Profile- Bryn Mawr doctor could write the book
on pain and problems of dyslexia:
Joyce Vottima Hellberg – Inquirer correspondent
ROSEMONT – As a youngster, Linda Tessler loved to borrow books from her local library,
even though she couldn’t read them. She took out books with titles she wanted to read
and enjoyed just touching the smooth covers and leafing through the pages."I
was tested in the sixth grade and they said I was bright,
but no one knew how to help me," Tessler,
45, said. "They didn’t know why I couldn’t read."
In junior high school, students were grouped by ability, so she said she
became an "official member of the dumb kids’ class." By the time she reached high
school, Tessler was labeled "slow" and told she wasn’t college material.
But Tessler proved the doubters wrong. She not only graduated from college
but also graduate school, earned a doctorate and is a licensed psychologist with a private
practice in Bryn Mawr. However, when she was advised to give up her college aspirations,
even Tessler was concerned about her inability to read, spell or write a coherent sentence.
Tessler eventually found out she had dyslexia, but she was not diagnosed until she was 33 years old.
Tessler said she had wanted to go to college but chose to attend X-ray technology
school at Hahnemann University instead. "I figured I had nothing to lose," Tessler said.
"I flunked out in a month. After that experience, I learned that I
didn’t have to be afraid to fail, because I was doing it so much
anyway," she said. "I decided to go to college because that was what I really wanted. I
figured if I was going to fail, I might as well do it at something I wanted to do." But she
didn’t fail. She achieved despite her dyslexia. "My story is not new," she said.
"There are others like me who have had to overcome dyslexia to do and get what they wanted.
I did not do this alone. I had a lot of help and support."
While she worked toward an undergraduate degree, Tessler said, the hours were
long and laborious.
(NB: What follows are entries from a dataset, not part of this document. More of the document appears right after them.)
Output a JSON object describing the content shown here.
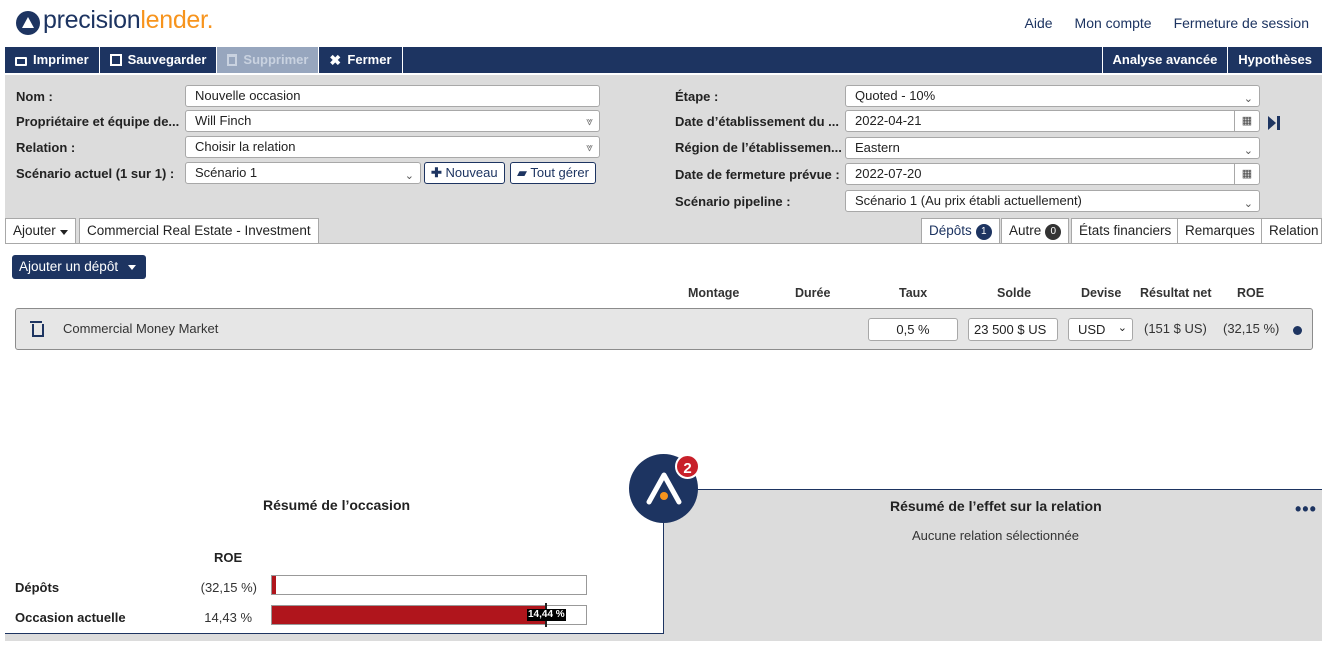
{
  "brand": {
    "part1": "precision",
    "part2": "lender."
  },
  "toplinks": {
    "help": "Aide",
    "account": "Mon compte",
    "logout": "Fermeture de session"
  },
  "toolbar": {
    "print": "Imprimer",
    "save": "Sauvegarder",
    "delete": "Supprimer",
    "close": "Fermer",
    "advanced": "Analyse avancée",
    "assumptions": "Hypothèses"
  },
  "form": {
    "name_label": "Nom :",
    "name_value": "Nouvelle occasion",
    "owner_label": "Propriétaire et équipe de...",
    "owner_value": "Will Finch",
    "relation_label": "Relation :",
    "relation_value": "Choisir la relation",
    "scenario_label": "Scénario actuel (1 sur 1) :",
    "scenario_value": "Scénario 1",
    "new_btn": "Nouveau",
    "manage_btn": "Tout gérer",
    "stage_label": "Étape :",
    "stage_value": "Quoted - 10%",
    "date_est_label": "Date d’établissement du ...",
    "date_est_value": "2022-04-21",
    "region_label": "Région de l’établissemen...",
    "region_value": "Eastern",
    "close_date_label": "Date de fermeture prévue :",
    "close_date_value": "2022-07-20",
    "pipeline_label": "Scénario pipeline :",
    "pipeline_value": "Scénario 1 (Au prix établi actuellement)"
  },
  "tabs_left": {
    "add": "Ajouter",
    "product": "Commercial Real Estate - Investment"
  },
  "tabs_right": {
    "deposits": "Dépôts",
    "deposits_count": "1",
    "other": "Autre",
    "other_count": "0",
    "financials": "États financiers",
    "notes": "Remarques",
    "relation": "Relation"
  },
  "add_deposit": "Ajouter un dépôt",
  "columns": {
    "montage": "Montage",
    "duree": "Durée",
    "taux": "Taux",
    "solde": "Solde",
    "devise": "Devise",
    "net": "Résultat net",
    "roe": "ROE"
  },
  "deposit_row": {
    "name": "Commercial Money Market",
    "rate": "0,5 %",
    "balance": "23 500 $ US",
    "currency": "USD",
    "net": "(151 $ US)",
    "roe": "(32,15 %)"
  },
  "summary": {
    "title": "Résumé de l’occasion",
    "roe_header": "ROE",
    "rows": [
      {
        "label": "Dépôts",
        "value": "(32,15 %)",
        "fill": 0.015
      },
      {
        "label": "Occasion actuelle",
        "value": "14,43 %",
        "fill": 0.87,
        "marker": "14,44 %"
      }
    ]
  },
  "relation_summary": {
    "title": "Résumé de l’effet sur la relation",
    "empty": "Aucune relation sélectionnée"
  },
  "notifications": "2",
  "colors": {
    "navy": "#1d3461",
    "orange": "#f7941d",
    "red": "#b0151c"
  }
}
At one point she was told by a reading specialist that she would never finish
college. Tessler refused to quit and she earned a bachelor’s degree from the Mills College of
Education in Manhattan in 1971. It took her six years but she earned her master’s degree in
guidance and counseling from Villanova University in 1976.
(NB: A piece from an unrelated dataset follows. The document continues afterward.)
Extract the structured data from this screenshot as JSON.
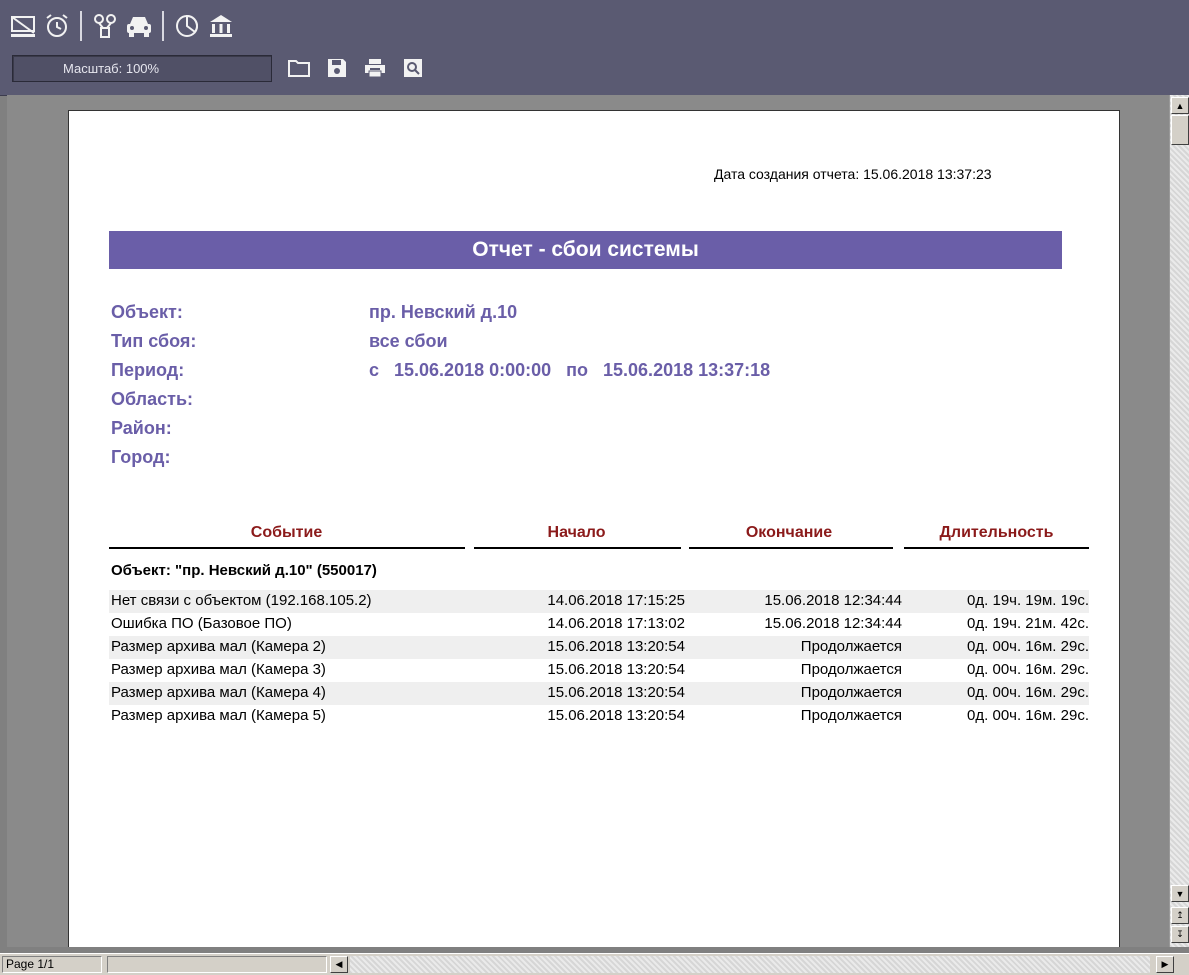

Before she began pursuing a doctorate, Tessler said, a morning talk show in
1982 changed her life. "[Olympic gold medalist] Bruce Jenner was on the Phil Donahue Show,
talking about the problems he had in school," she said. "What he was saying started
to sound familiar. So I took myself to be tested privately." She said it was a relief to
find out that she was dyslexic and not stupid, which was how she thought of herself.
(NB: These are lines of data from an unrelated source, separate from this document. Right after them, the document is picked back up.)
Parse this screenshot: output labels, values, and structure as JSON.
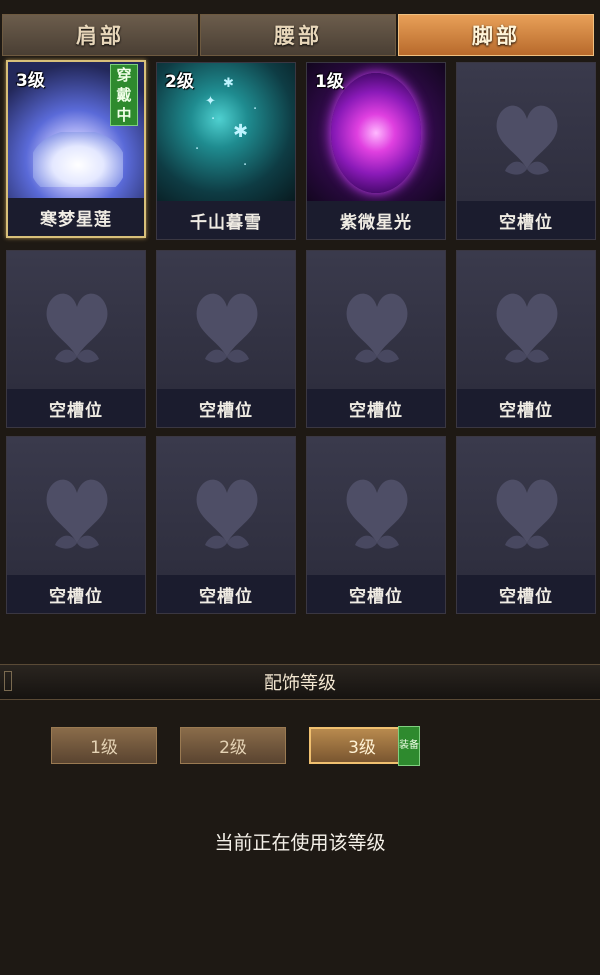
{
  "tabs": [
    {
      "label": "肩部",
      "active": false
    },
    {
      "label": "腰部",
      "active": false
    },
    {
      "label": "脚部",
      "active": true
    }
  ],
  "slots": [
    {
      "name": "寒梦星莲",
      "level": "3级",
      "badge": "穿戴中",
      "art": "lotus-icon",
      "selected": true
    },
    {
      "name": "千山暮雪",
      "level": "2级",
      "badge": "",
      "art": "snow-sparkle-icon",
      "selected": false
    },
    {
      "name": "紫微星光",
      "level": "1级",
      "badge": "",
      "art": "purple-orb-icon",
      "selected": false
    },
    {
      "name": "空槽位",
      "level": "",
      "badge": "",
      "art": "butterfly-icon",
      "selected": false
    },
    {
      "name": "空槽位",
      "level": "",
      "badge": "",
      "art": "butterfly-icon",
      "selected": false
    },
    {
      "name": "空槽位",
      "level": "",
      "badge": "",
      "art": "butterfly-icon",
      "selected": false
    },
    {
      "name": "空槽位",
      "level": "",
      "badge": "",
      "art": "butterfly-icon",
      "selected": false
    },
    {
      "name": "空槽位",
      "level": "",
      "badge": "",
      "art": "butterfly-icon",
      "selected": false
    },
    {
      "name": "空槽位",
      "level": "",
      "badge": "",
      "art": "butterfly-icon",
      "selected": false
    },
    {
      "name": "空槽位",
      "level": "",
      "badge": "",
      "art": "butterfly-icon",
      "selected": false
    },
    {
      "name": "空槽位",
      "level": "",
      "badge": "",
      "art": "butterfly-icon",
      "selected": false
    },
    {
      "name": "空槽位",
      "level": "",
      "badge": "",
      "art": "butterfly-icon",
      "selected": false
    }
  ],
  "section": {
    "title": "配饰等级"
  },
  "levels": [
    {
      "label": "1级",
      "active": false
    },
    {
      "label": "2级",
      "active": false
    },
    {
      "label": "3级",
      "active": true
    }
  ],
  "equip_badge": "装备",
  "status_text": "当前正在使用该等级",
  "colors": {
    "active_tab": "#d88a44",
    "wearing_badge": "#2e8a2e",
    "background": "#1e1914"
  }
}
"Being dyslexic, I found out that I could have the Graduate Record Exams read to me and
could get textbooks on tape." Using Recording for the Blind services, she has borrowed more
than 300 books. It took Tessler 11 years years to earn a doctorate in psychological counseling
from Temple University, which she achieved in 1988. "No one likes to
think of themselves as disabled. But I wasn’t going to let that stop me,"
she said. Tessler credits her husband,
Denny; her sons, other family members, friends and Knowles Cooke with helping her achieve.
Cooke, 87, a retired English teacher who was a Fulbright Fellow, began tutoring Tessler in 1977.
It wasn’t until their third session together that he found out about Tessler’s dyslexia.
"At the time, I was working as a theme reader for Upper Merion Area High School,"
Cooke said. "I knew about dyslexia but had never worked with a person who was dyslexic.
It was frustrating. Here she was, such a bright person who couldn’t write a sentence.
"There was such an enormous contrast between her attitude and ability and
what she could actually do."
Cooke spent years helping Tessler by taping articles, editing her papers and
teaching her concrete ways to learn about sentence structure.
"Mr. Cooke was also my reader when I took the state licensing exam – which
I passed the first time I took it," Tessler said. Cooke said he cried when Tessler told
him she had passed the exam.
"Her success has been one of the greatest satisfactions of my life," he said.
Published Date: September 4th, 1994.